Personal information
- Full name: William Victor Fox
- Born: 8 January 1898 Middlesbrough, England
- Died: 17 February 1949 (aged 51) Withington, Manchester, England

Domestic team information
- 1923–1932: Worcestershire

Career statistics
| Competition | FC |
| Matches | 163 |
| Runs scored | 6,654 |
| Batting average | 26.61 |
| 100s/50s | 11/26 |
| Top score | 198 |
| Balls bowled | 209 |
| Wickets | 2 |
| Bowling average | 68.50 |
| 5 wickets in innings | 0 |
| 10 wickets in match | 0 |
| Best bowling | 1–13 |
| Catches/stumpings | 89/0 |
- Source: CricketArchive, 1 August 2008

= William Victor Fox =

English sportsman

William Victor Fox (8 January 1898 – 17 February 1949) was an English sportsman who played both cricket and football to a high level.

==Cricket==
Fox made his first-class debut for Worcestershire in May 1923, making 5 and 7 in an innings defeat against Hampshire at Southampton.
However, thereafter he contributed some useful innings throughout the season and ended not far short of a thousand runs, including his maiden century, an unbeaten 178 against Northamptonshire.
His average that summer was a useful 32.70, but his career came to an enforced (though temporary) end at the end of the season when Marylebone Cricket Club (MCC) ruled that his qualification was invalid.

Fox's cricketing career resumed in 1926, and from then until 1930 he was a regular in the Worcestershire team.

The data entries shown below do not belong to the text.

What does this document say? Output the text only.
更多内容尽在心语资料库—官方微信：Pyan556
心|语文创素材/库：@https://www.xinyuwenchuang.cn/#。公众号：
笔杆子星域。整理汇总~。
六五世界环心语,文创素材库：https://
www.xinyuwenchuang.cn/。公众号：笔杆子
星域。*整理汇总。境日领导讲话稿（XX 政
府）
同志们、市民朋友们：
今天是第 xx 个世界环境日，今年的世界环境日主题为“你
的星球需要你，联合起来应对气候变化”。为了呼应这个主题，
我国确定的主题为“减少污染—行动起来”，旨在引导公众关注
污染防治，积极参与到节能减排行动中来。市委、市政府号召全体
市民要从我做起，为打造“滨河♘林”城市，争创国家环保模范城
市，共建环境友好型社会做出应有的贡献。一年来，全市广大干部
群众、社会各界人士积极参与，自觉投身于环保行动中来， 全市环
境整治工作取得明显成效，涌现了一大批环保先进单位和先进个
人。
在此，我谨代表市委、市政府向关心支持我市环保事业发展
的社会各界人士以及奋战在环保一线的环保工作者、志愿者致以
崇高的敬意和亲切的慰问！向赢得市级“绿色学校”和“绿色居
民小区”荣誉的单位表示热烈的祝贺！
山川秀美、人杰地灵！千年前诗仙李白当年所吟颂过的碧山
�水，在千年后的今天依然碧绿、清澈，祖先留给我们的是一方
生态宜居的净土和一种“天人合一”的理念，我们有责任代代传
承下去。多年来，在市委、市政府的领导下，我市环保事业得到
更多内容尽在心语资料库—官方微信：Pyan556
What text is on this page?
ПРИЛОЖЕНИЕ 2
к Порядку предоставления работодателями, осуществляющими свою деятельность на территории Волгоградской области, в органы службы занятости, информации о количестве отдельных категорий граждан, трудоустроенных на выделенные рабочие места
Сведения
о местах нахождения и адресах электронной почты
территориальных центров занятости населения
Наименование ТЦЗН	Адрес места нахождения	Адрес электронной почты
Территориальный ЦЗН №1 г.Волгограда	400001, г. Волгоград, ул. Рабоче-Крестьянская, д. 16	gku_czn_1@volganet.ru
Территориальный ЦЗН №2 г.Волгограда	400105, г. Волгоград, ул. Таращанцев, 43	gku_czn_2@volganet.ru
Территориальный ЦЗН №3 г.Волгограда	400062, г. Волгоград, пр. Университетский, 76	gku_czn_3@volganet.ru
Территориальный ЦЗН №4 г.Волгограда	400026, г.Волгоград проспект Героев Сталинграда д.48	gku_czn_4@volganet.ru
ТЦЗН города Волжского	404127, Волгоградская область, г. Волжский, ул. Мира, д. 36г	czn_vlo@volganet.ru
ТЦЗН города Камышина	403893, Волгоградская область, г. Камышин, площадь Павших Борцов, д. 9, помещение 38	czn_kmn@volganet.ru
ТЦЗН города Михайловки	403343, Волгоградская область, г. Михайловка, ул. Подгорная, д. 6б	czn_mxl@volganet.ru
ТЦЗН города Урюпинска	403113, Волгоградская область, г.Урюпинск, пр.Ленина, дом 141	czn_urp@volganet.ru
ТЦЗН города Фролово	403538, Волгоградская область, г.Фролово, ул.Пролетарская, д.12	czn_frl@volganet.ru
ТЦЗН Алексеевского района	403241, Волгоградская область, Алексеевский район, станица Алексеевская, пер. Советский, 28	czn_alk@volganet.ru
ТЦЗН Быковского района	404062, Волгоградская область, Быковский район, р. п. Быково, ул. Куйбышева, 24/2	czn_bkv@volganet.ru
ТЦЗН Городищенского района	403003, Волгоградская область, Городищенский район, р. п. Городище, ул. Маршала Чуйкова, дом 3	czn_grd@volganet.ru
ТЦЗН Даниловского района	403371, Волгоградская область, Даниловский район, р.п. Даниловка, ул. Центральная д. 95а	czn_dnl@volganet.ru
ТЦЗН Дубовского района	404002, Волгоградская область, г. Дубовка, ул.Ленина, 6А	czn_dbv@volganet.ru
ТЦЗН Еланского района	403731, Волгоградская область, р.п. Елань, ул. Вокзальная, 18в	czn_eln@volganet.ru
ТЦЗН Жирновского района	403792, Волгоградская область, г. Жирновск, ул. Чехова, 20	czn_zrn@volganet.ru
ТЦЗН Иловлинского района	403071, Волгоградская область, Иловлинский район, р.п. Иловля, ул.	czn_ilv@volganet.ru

In a usually weak batting side, Fox performed well, making his thousand runs in 1926, 1928 and 1929, and missing out by a single run in 1927.
His best season was 1929; in this year he made 1,457 first-class runs at an average of 31, with two hundreds and seven fifties. It was in 1929 also that Fox hit his career-best innings: 198 against Warwickshire at Edgbaston.

His form fell away in 1930, and after hitting 134 against Lancashire at the start of July
Fox made only one further half-century in 15 innings that year.
He played not at all in 1931, and although he appeared four times in 1932 he did nothing of any note in those games.

He was a strictly occasional bowler, sending down fewer than 35 overs in his career and claiming just two first-class wickets. His victims were both substantial cricketers: Yorkshire's George Macaulay in 1926
and Leicestershire's Alan Shipman in 1929.

Fox died at the early age of 51 following an operation, leaving Mrs Frances Vera Fox and son Kenneth Fox.

==Football==

Fox played football for Middlesbrough, Wolves and Newport County.